COLUMBUS -- Ohio's overpayment of food-stamp benefits last year exceeded the national average, according to state numbers.
The state overpaid more than $88 million in tax-funded benefits last year. In all, Ohio misspent 4.1 percent of the nearly $3 billion received from the federal government for food-stamp benefits in 2013, The Columbus Dispatch reported Friday.
The state's error rate was up slightly from the previous year, and it's above the average national rate of 3.2 percent for tax-dollar waste. That ranks Ohio 21st in the country.
Virginia had the lowest rate of errors, 0.44 percent, while Vermont's 9.7 percent was the highest.
In most cases, the state paid more than a recipient was entitled to, and in some instances, too little. There were nearly $32 million in underpayments.
Ohio officials say the state's error rate has dropped significantly in the past six years. They say errors include incorrect calculations made by county caseworkers, honest mistakes by applicants and some instances of fraud.

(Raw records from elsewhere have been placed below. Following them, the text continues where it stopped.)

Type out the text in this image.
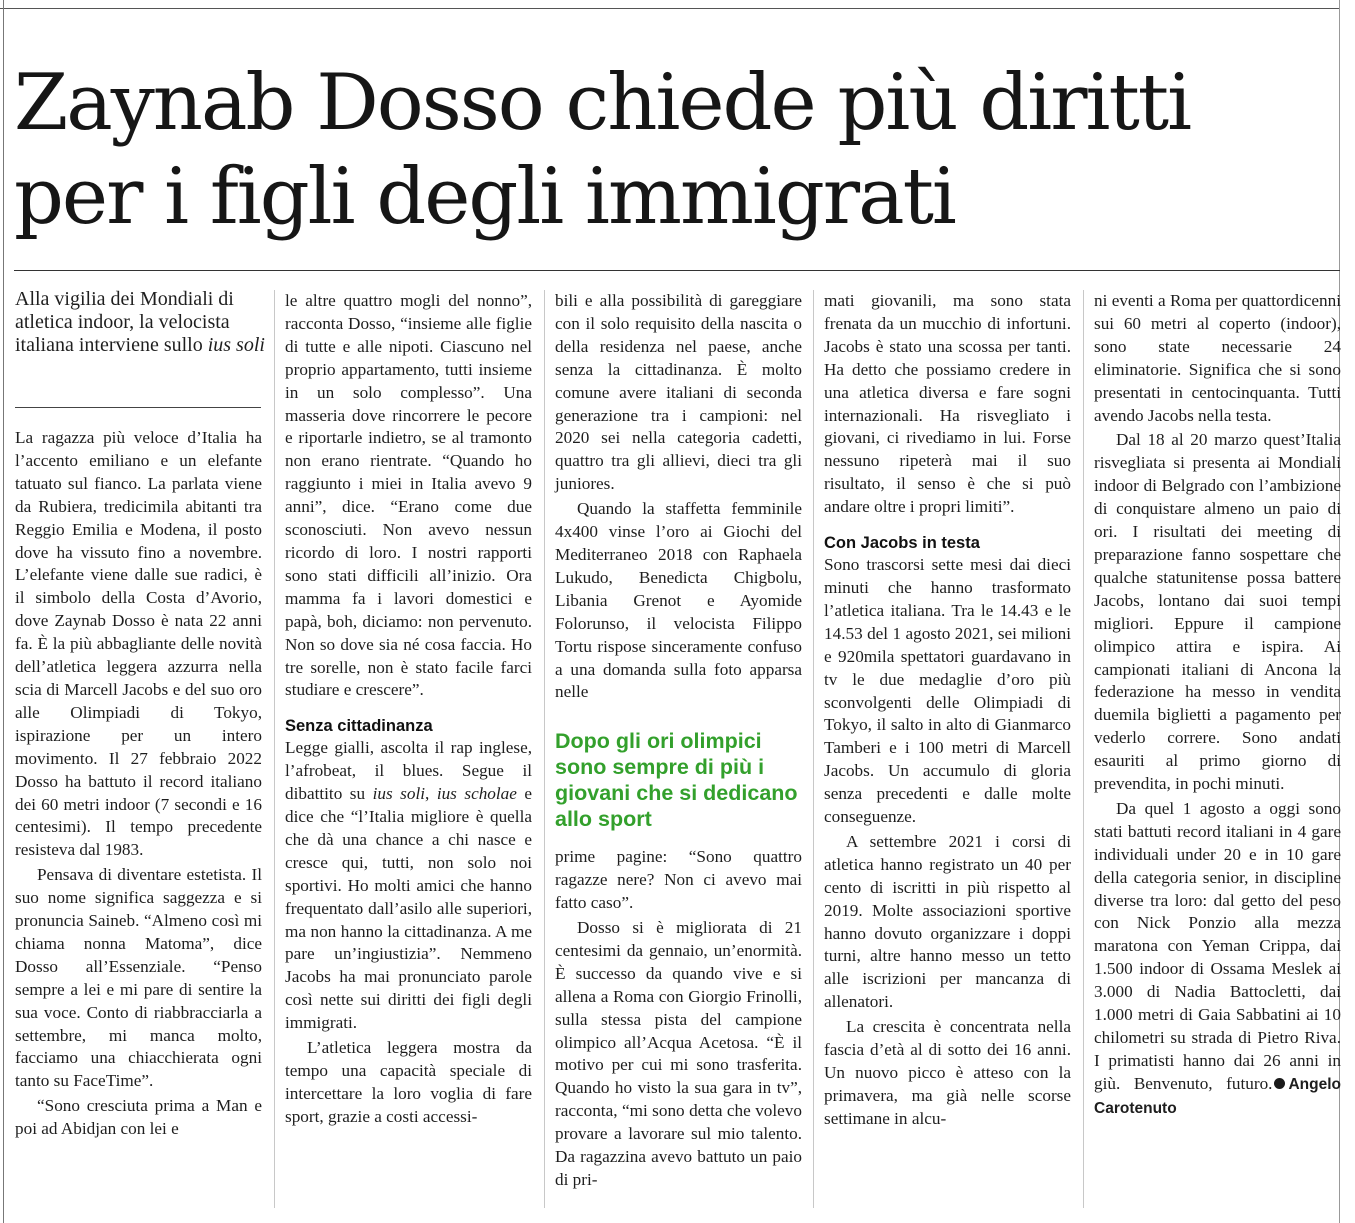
Zaynab Dosso chiede più diritti
per i figli degli immigrati
Alla vigilia dei Mondiali di atletica indoor, la velocista italiana interviene sullo ius soli

La ragazza più veloce d’Italia ha l’accento emiliano e un elefante tatuato sul fianco. La parlata viene da Rubiera, tredicimila abitanti tra Reggio Emilia e Modena, il posto dove ha vissuto fino a novembre. L’elefante viene dalle sue radici, è il simbolo della Costa d’Avorio, dove Zaynab Dosso è nata 22 anni fa. È la più abbagliante delle novità dell’atletica leggera azzurra nella scia di Marcell Jacobs e del suo oro alle Olimpiadi di Tokyo, ispirazione per un intero movimento. Il 27 febbraio 2022 Dosso ha battuto il record italiano dei 60 metri indoor (7 secondi e 16 centesimi). Il tempo precedente resisteva dal 1983.

Pensava di diventare estetista. Il suo nome significa saggezza e si pronuncia Saineb. “Almeno così mi chiama nonna Matoma”, dice Dosso all’Essenziale. “Penso sempre a lei e mi pare di sentire la sua voce. Conto di riabbracciarla a settembre, mi manca molto, facciamo una chiacchierata ogni tanto su FaceTime”.

“Sono cresciuta prima a Man e poi ad Abidjan con lei e

le altre quattro mogli del nonno”, racconta Dosso, “insieme alle figlie di tutte e alle nipoti. Ciascuno nel proprio appartamento, tutti insieme in un solo complesso”. Una masseria dove rincorrere le pecore e riportarle indietro, se al tramonto non erano rientrate. “Quando ho raggiunto i miei in Italia avevo 9 anni”, dice. “Erano come due sconosciuti. Non avevo nessun ricordo di loro. I nostri rapporti sono stati difficili all’inizio. Ora mamma fa i lavori domestici e papà, boh, diciamo: non pervenuto. Non so dove sia né cosa faccia. Ho tre sorelle, non è stato facile farci studiare e crescere”.

Senza cittadinanza

Legge gialli, ascolta il rap inglese, l’afrobeat, il blues. Segue il dibattito su ius soli, ius scholae e dice che “l’Italia migliore è quella che dà una chance a chi nasce e cresce qui, tutti, non solo noi sportivi. Ho molti amici che hanno frequentato dall’asilo alle superiori, ma non hanno la cittadinanza. A me pare un’ingiustizia”. Nemmeno Jacobs ha mai pronunciato parole così nette sui diritti dei figli degli immigrati.

L’atletica leggera mostra da tempo una capacità speciale di intercettare la loro voglia di fare sport, grazie a costi accessi-

bili e alla possibilità di gareggiare con il solo requisito della nascita o della residenza nel paese, anche senza la cittadinanza. È molto comune avere italiani di seconda generazione tra i campioni: nel 2020 sei nella categoria cadetti, quattro tra gli allievi, dieci tra gli juniores.

Quando la staffetta femminile 4x400 vinse l’oro ai Giochi del Mediterraneo 2018 con Raphaela Lukudo, Benedicta Chigbolu, Libania Grenot e Ayomide Folorunso, il velocista Filippo Tortu rispose sinceramente confuso a una domanda sulla foto apparsa nelle

Dopo gli ori olimpici sono sempre di più i giovani che si dedicano allo sport

prime pagine: “Sono quattro ragazze nere? Non ci avevo mai fatto caso”.

Dosso si è migliorata di 21 centesimi da gennaio, un’enormità. È successo da quando vive e si allena a Roma con Giorgio Frinolli, sulla stessa pista del campione olimpico all’Acqua Acetosa. “È il motivo per cui mi sono trasferita. Quando ho visto la sua gara in tv”, racconta, “mi sono detta che volevo provare a lavorare sul mio talento. Da ragazzina avevo battuto un paio di pri-

mati giovanili, ma sono stata frenata da un mucchio di infortuni. Jacobs è stato una scossa per tanti. Ha detto che possiamo credere in una atletica diversa e fare sogni internazionali. Ha risvegliato i giovani, ci rivediamo in lui. Forse nessuno ripeterà mai il suo risultato, il senso è che si può andare oltre i propri limiti”.

Con Jacobs in testa

Sono trascorsi sette mesi dai dieci minuti che hanno trasformato l’atletica italiana. Tra le 14.43 e le 14.53 del 1 agosto 2021, sei milioni e 920mila spettatori guardavano in tv le due medaglie d’oro più sconvolgenti delle Olimpiadi di Tokyo, il salto in alto di Gianmarco Tamberi e i 100 metri di Marcell Jacobs. Un accumulo di gloria senza precedenti e dalle molte conseguenze.

A settembre 2021 i corsi di atletica hanno registrato un 40 per cento di iscritti in più rispetto al 2019. Molte associazioni sportive hanno dovuto organizzare i doppi turni, altre hanno messo un tetto alle iscrizioni per mancanza di allenatori.

La crescita è concentrata nella fascia d’età al di sotto dei 16 anni. Un nuovo picco è atteso con la primavera, ma già nelle scorse settimane in alcu-

ni eventi a Roma per quattordicenni sui 60 metri al coperto (indoor), sono state necessarie 24 eliminatorie. Significa che si sono presentati in centocinquanta. Tutti avendo Jacobs nella testa.

Dal 18 al 20 marzo quest’Italia risvegliata si presenta ai Mondiali indoor di Belgrado con l’ambizione di conquistare almeno un paio di ori. I risultati dei meeting di preparazione fanno sospettare che qualche statunitense possa battere Jacobs, lontano dai suoi tempi migliori. Eppure il campione olimpico attira e ispira. Ai campionati italiani di Ancona la federazione ha messo in vendita duemila biglietti a pagamento per vederlo correre. Sono andati esauriti al primo giorno di prevendita, in pochi minuti.

Da quel 1 agosto a oggi sono stati battuti record italiani in 4 gare individuali under 20 e in 10 gare della categoria senior, in discipline diverse tra loro: dal getto del peso con Nick Ponzio alla mezza maratona con Yeman Crippa, dai 1.500 indoor di Ossama Meslek ai 3.000 di Nadia Battocletti, dai 1.000 metri di Gaia Sabbatini ai 10 chilometri su strada di Pietro Riva. I primatisti hanno dai 26 anni in giù. Benvenuto, futuro. Angelo Carotenuto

Fraud usually involves an applicant providing false information about income or household size, both of which are used to determine the amount of benefit paid.
A spokesman said the error rate is expected to improve when a new computer system replaces a decades-old system. It will allow county caseworkers to more easily access and verify wage records, income and other documents necessary for determining eligibility and calculating benefit amounts.
More than 1.8 million Ohioans receive food stamps, with an average monthly benefit of $132.